Published Thursday, 04 November 2021

Contaminated recycling bins, excess side waste and rubbish in front/rear gardens are just some of the problems being investigated by Neighbourhood Enforcement Officers’ (NEO’s) and Environmental Case Officers’ (ECO’s) in two streets in the city.

A row of houses

Officers have been posting educational leaflets, knocking on doors and reminding residents in Carmelite Road and Monks Road about their responsibilities in waste management and storage of bins.

Both roads have a high number of HMOs and Coventry City Council introduced a new Additional Licensing Scheme in May 2020 meaning that all houses in multiple occupation (HMOs) are subject to licensing – which also places legal responsibilities on waste management.

Residents have been asked to remove the bins from the footpath and to only place them on the path when it is collection day.

The NEO’s carried out the work, over a three-week period, however out of 108 properties a total of 19 have yet to remove their bins in both streets, so will now be issued with Community Protection Warning Notices on the properties.

If this is ignored a Community Protection Notice will be issued which could lead to a Fixed Penalty Notice.

Two properties have been served with notices for waste in gardens and have 21 days to clear the refuse.

The street’s in the St Michael’s ward of Coventry have been earmarked as part of a co-ordinated effort to cut waste and target HMOs who are flouting current licensing rules.

Cllr Abdul Salam Khan, Deputy Council Leader, said: “It’s important that landlords and tenants understand their responsibilities to get rid of waste properly.

“Most people are responsible and will respond to education and advice, but in cases where we suspect flytipping waste the culprits will be investigated and prosecuted.”

Fifteen licences are being processed or have been issued on Monk’s road with 19 on Carmelite Road. Although there are some that still do not hold a licence.

The licences include strict conditions relating to waste management for which the licence holder must comply. Missing or inadequate bins, excess side waste, contamination of recycling and bins on the footpath are all covered. To help ensure that tenants understand their responsibilities in complying with the arrangements put in place by the manager, a licence condition requiring the establishment of “house rules” relating to bins and rubbish, and the display of a colour infographic within the HMO have been included.

Cllr David Welsh, Cabinet Member for Housing and Communities, added: “We are running a co-ordinated effort to address high amounts of waste and litter in this area and we want to ensure that landlords of HMOs are aware of their responsibilities.

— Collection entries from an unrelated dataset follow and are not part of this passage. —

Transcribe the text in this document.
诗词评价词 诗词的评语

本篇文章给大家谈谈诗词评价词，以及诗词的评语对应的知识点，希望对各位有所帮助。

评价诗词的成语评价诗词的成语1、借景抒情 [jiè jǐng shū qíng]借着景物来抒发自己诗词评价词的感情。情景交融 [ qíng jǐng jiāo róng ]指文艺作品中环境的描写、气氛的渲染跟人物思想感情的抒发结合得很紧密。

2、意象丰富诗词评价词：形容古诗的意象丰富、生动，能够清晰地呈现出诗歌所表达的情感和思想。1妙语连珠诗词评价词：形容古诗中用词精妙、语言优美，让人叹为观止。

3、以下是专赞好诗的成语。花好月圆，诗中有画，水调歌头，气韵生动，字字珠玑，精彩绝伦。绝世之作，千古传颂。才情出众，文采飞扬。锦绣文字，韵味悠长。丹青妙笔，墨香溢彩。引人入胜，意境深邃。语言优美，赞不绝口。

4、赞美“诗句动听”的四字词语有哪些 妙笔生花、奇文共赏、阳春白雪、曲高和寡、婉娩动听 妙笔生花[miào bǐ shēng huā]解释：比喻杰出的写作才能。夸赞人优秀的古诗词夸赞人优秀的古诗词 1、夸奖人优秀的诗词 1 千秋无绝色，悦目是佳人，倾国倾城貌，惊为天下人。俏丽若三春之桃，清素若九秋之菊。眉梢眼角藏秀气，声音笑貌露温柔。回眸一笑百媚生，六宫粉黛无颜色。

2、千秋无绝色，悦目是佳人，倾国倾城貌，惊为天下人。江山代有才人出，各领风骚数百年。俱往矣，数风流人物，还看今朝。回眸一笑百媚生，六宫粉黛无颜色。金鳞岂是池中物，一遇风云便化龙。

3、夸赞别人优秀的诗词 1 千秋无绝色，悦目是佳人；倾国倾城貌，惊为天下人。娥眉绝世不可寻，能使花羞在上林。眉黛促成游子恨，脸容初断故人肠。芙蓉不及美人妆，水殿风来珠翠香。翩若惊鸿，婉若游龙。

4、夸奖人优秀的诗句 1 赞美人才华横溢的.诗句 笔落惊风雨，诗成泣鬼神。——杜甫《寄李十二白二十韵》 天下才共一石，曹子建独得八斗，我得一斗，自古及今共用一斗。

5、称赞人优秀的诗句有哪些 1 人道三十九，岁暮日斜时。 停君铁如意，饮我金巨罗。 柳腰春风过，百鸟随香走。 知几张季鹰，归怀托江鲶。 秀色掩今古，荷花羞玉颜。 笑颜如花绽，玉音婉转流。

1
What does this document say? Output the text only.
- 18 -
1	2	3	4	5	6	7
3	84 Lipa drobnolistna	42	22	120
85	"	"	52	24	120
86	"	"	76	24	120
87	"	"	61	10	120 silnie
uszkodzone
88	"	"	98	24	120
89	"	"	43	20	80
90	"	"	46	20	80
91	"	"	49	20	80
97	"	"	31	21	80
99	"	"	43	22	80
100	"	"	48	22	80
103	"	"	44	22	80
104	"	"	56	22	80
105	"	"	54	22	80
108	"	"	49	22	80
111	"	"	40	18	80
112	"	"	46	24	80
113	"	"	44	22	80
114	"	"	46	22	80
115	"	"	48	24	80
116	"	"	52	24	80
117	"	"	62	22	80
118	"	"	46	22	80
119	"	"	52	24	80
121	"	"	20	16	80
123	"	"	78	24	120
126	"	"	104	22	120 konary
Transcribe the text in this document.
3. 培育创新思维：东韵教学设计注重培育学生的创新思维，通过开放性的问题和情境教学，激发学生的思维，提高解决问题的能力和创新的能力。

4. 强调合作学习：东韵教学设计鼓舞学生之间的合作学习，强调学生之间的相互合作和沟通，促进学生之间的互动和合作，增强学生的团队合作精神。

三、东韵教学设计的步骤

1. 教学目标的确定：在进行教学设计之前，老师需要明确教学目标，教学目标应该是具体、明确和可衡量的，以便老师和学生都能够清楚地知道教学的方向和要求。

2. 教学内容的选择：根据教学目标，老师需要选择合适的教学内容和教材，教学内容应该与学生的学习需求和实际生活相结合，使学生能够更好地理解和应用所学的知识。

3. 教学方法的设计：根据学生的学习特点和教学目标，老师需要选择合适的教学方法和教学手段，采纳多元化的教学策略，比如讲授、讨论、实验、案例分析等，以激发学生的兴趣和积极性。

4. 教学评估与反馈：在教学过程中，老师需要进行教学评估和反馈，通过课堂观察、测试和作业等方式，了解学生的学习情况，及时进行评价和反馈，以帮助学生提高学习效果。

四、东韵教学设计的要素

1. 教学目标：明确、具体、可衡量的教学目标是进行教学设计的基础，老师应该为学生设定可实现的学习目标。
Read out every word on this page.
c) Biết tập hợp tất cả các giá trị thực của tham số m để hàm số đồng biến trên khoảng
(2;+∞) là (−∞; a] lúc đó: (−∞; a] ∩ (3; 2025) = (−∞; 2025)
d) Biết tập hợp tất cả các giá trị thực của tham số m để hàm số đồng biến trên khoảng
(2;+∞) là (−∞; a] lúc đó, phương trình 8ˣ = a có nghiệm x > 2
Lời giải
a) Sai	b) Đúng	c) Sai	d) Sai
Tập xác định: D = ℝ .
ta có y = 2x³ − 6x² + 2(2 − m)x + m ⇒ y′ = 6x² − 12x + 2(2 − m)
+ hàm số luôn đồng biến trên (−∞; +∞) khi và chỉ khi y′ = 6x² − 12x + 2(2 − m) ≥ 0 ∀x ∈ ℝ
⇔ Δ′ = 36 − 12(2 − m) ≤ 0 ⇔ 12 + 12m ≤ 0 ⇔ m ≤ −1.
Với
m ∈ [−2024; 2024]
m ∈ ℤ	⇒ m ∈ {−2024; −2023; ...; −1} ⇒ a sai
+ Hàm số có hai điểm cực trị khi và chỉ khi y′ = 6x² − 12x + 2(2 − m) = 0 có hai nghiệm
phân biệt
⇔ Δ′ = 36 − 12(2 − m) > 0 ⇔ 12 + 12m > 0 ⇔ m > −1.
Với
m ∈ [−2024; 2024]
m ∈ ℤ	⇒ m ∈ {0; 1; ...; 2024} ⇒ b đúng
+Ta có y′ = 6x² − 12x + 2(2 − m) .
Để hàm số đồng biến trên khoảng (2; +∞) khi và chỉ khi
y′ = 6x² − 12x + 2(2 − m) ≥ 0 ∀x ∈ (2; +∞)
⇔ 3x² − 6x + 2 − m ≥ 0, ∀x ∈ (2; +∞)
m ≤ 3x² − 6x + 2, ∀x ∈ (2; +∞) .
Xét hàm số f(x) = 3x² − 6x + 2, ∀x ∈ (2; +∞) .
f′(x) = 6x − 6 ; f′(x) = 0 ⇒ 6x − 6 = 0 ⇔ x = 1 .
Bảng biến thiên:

“This means holding them to account to make sure they educate and inform their tenants on what is expected from them when it comes to waste.

“It is one of the reasons why the licensing scheme has been set up and there are legal penalties people could face if they fail to be a responsible landlord.”

Landlords who flout these new rules face up to a £30,000 fine per offence, loss of their licence to operate and/or prosecution. The same level of fines can apply to those caught operating without a licence. Where there is no reasonable prospect of a property being licensed, the Council can apply for an Interim Management Order, meaning the HMO is run by the Council acting as a landlord.